Blodget's Internet-Stock Me-Too-ism
If you want to know why so many people come to stock picking with a
trader's, rather than an investor's, mentality, one reason is that Wall Street
analysts so often seem governed by the very same mentality. Take this week's
raft of upgrades and bullish comments on some Internet bellwethers by analysts
at firms ranging from Merrill Lynch to Paine Webber. The bullishness was framed
in terms of the long-range potential of these companies. But the fact that the
comments came out this week, after these stocks had already rallied strongly
from their recent lows, was telling. Instead of making a real contrarian call,
telling their clients that these stocks were excellent buys no matter what the
market was saying in the short-term, the analysts were just bandwagoning.
Merrill's Henry Blodget, for instance, issued a report Wednesday in which he
raised his rating on Amazon.com and Yahoo to "near-term buy" from "accumulate,"
and added that he also expected six other Net companies--AOL,
Barnesandnoble.com, Excite@Home, eToys, Inktomi, and Lycos--to do well in
upcoming quarters. Now, set aside the complete foolishness of distinguishing
between "near-term buy" and "accumulate" (how, again, am I supposed to
accumulate shares if I don't buy them? and does near-term buy mean that these
stocks are a long-term sell? or perhaps just a long-term accumulate?). What was
really interesting was the reasoning behind Blodget's call.
"We believe [the stocks] offer a sound way to play the fundamental strength
and renewed investor enthusiasm we expect to see during the fall and holiday
shopping season," he wrote, arguing in essence that places like Amazon and
eToys could expect to see booming business at Christmas, while portals like
Yahoo would reap the benefits of all the new online shoppers, most of whom
would pass through a portal to get to the e-commerce sites.
This is plausible enough. But if it was true Wednesday, then it was
certainly true a week and a half earlier. So why didn't Blodget issue the
report, say, on August 10, when Internet stocks were cratering and people were
talking about a permanent end to Net mania?
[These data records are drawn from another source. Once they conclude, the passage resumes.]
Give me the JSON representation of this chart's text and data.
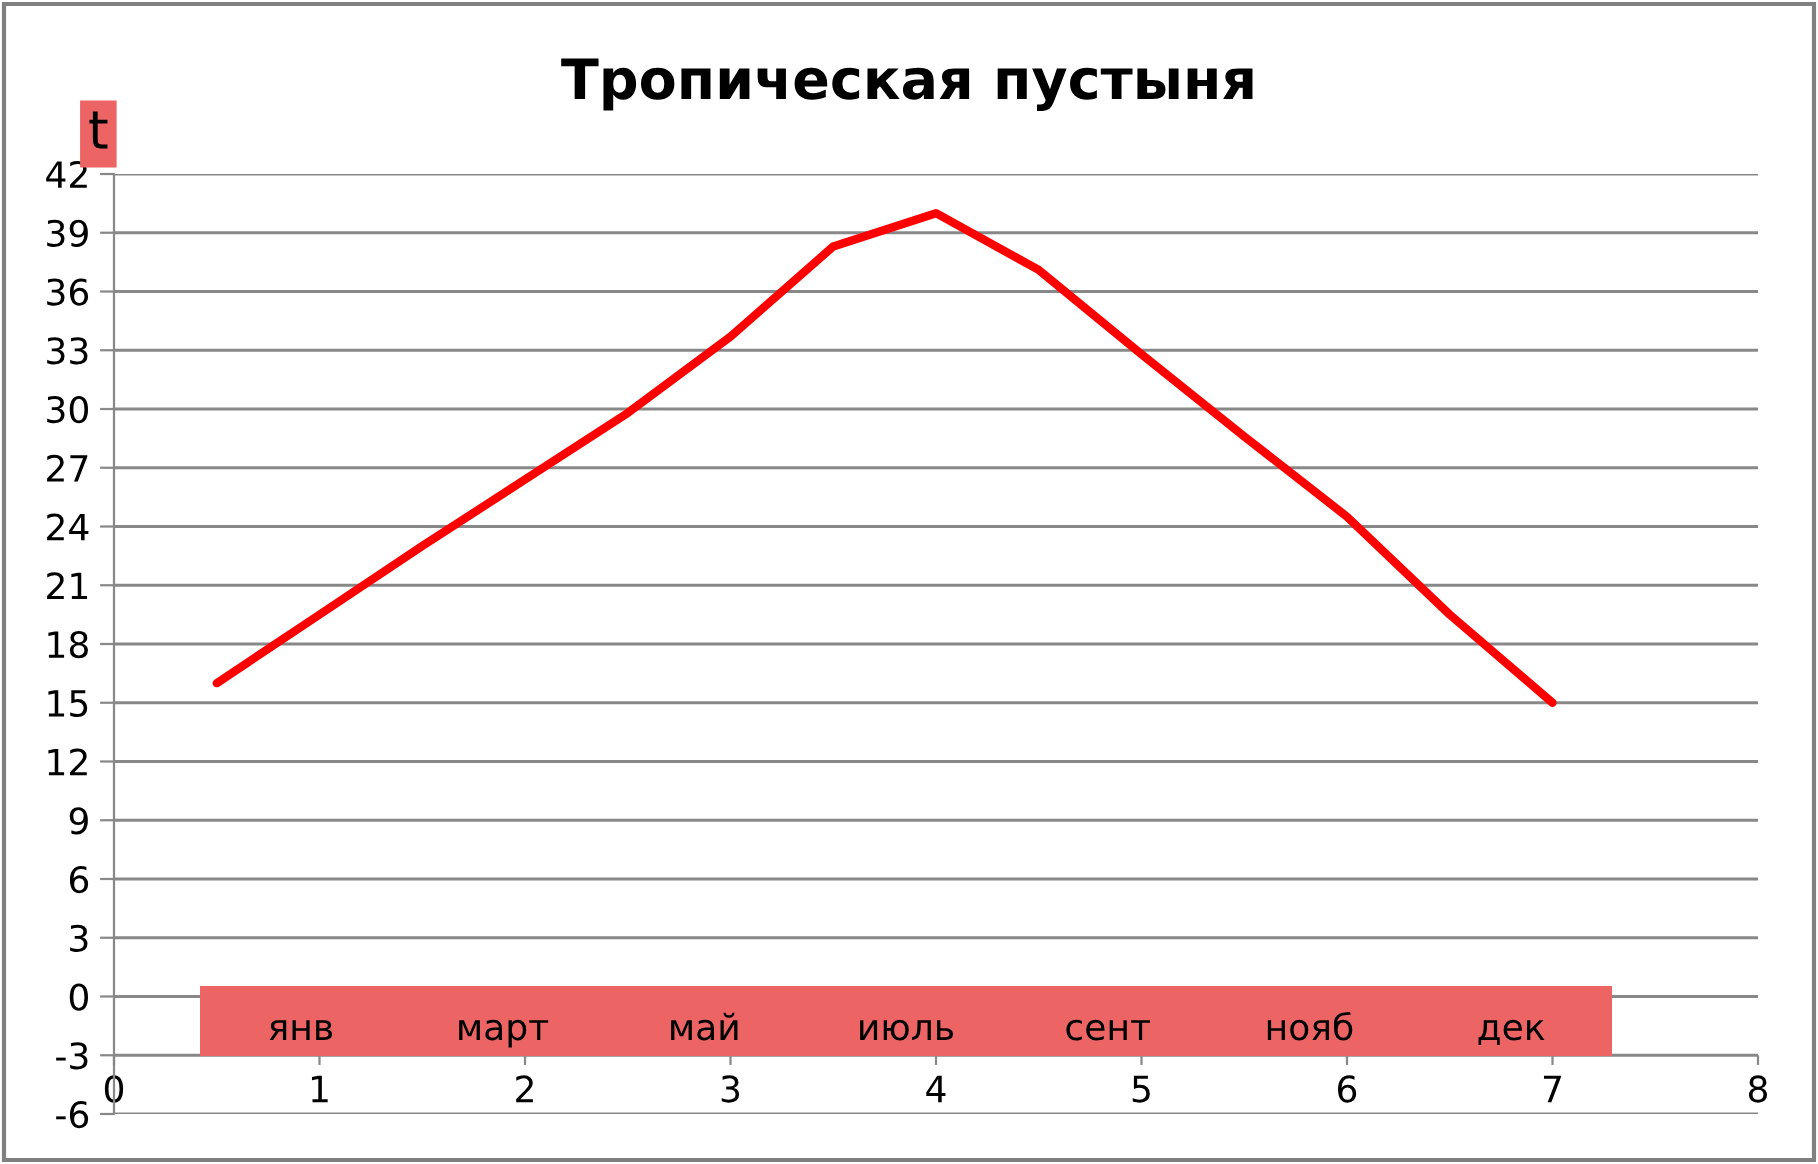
{
  "chart_data": {
    "type": "line",
    "title": "Тропическая пустыня",
    "ylabel": "t",
    "annotations": [
      "янв",
      "март",
      "май",
      "июль",
      "сент",
      "нояб",
      "дек"
    ],
    "series": [
      {
        "color": "#ff0000",
        "x": [
          0.5,
          1,
          1.5,
          2,
          2.5,
          3,
          3.5,
          4,
          4.5,
          5,
          5.5,
          6,
          6.5,
          7
        ],
        "values": [
          16,
          19.5,
          23,
          26.4,
          29.8,
          33.7,
          38.3,
          40,
          37.1,
          32.8,
          28.6,
          24.5,
          19.5,
          15
        ]
      }
    ],
    "xlim": [
      0,
      8
    ],
    "xticks": [
      0,
      1,
      2,
      3,
      4,
      5,
      6,
      7,
      8
    ],
    "ylim": [
      -6,
      42
    ],
    "yticks": [
      -6,
      -3,
      0,
      3,
      6,
      9,
      12,
      15,
      18,
      21,
      24,
      27,
      30,
      33,
      36,
      39,
      42
    ],
    "grid": "y",
    "marker": "none",
    "line_style": "solid"
  }
}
After all, nothing has changed in between to make the impact of the upcoming
fall and holiday shopping seasons any greater. The long-term values of Amazon
and Yahoo, whatever they are, have not changed, either. The only difference is
that Amazon traded at $82 a share at midday on August 10 and closed at $109 a
share on August 17, the day before Blodget issued his report, while Yahoo rose
from $116 to $138 in that time and AOL jumped from $80 to $97. Perversely, the
fact that these stocks are now more expensive than they were a week ago
makes them seem less risky to analysts.
Does this make sense? Of course not, at least not if you believe that
eventually the price of a company's stock reflects the discounted value of all
the future free cash flow of that company. (Which it does.) After all, normally
you want to buy stocks when they cost less, not more. But in the world of
momentum investing, which is to say the world that all those traders who "watch
the tape" live in, buying stocks after they've risen is what makes sense. And
this same (il)logic informs way too much of the work of Wall Street analysts,
even those who have an excellent sense of the economics of the companies they
study. The odd thing, of course, is that you'd think that Blodget's clients
would have to be furious that he was telling them to buy Amazon when it was far
more expensive than it had been a week and a half before. But since his report
helped bump Net stocks up yesterday, they probably didn't even notice.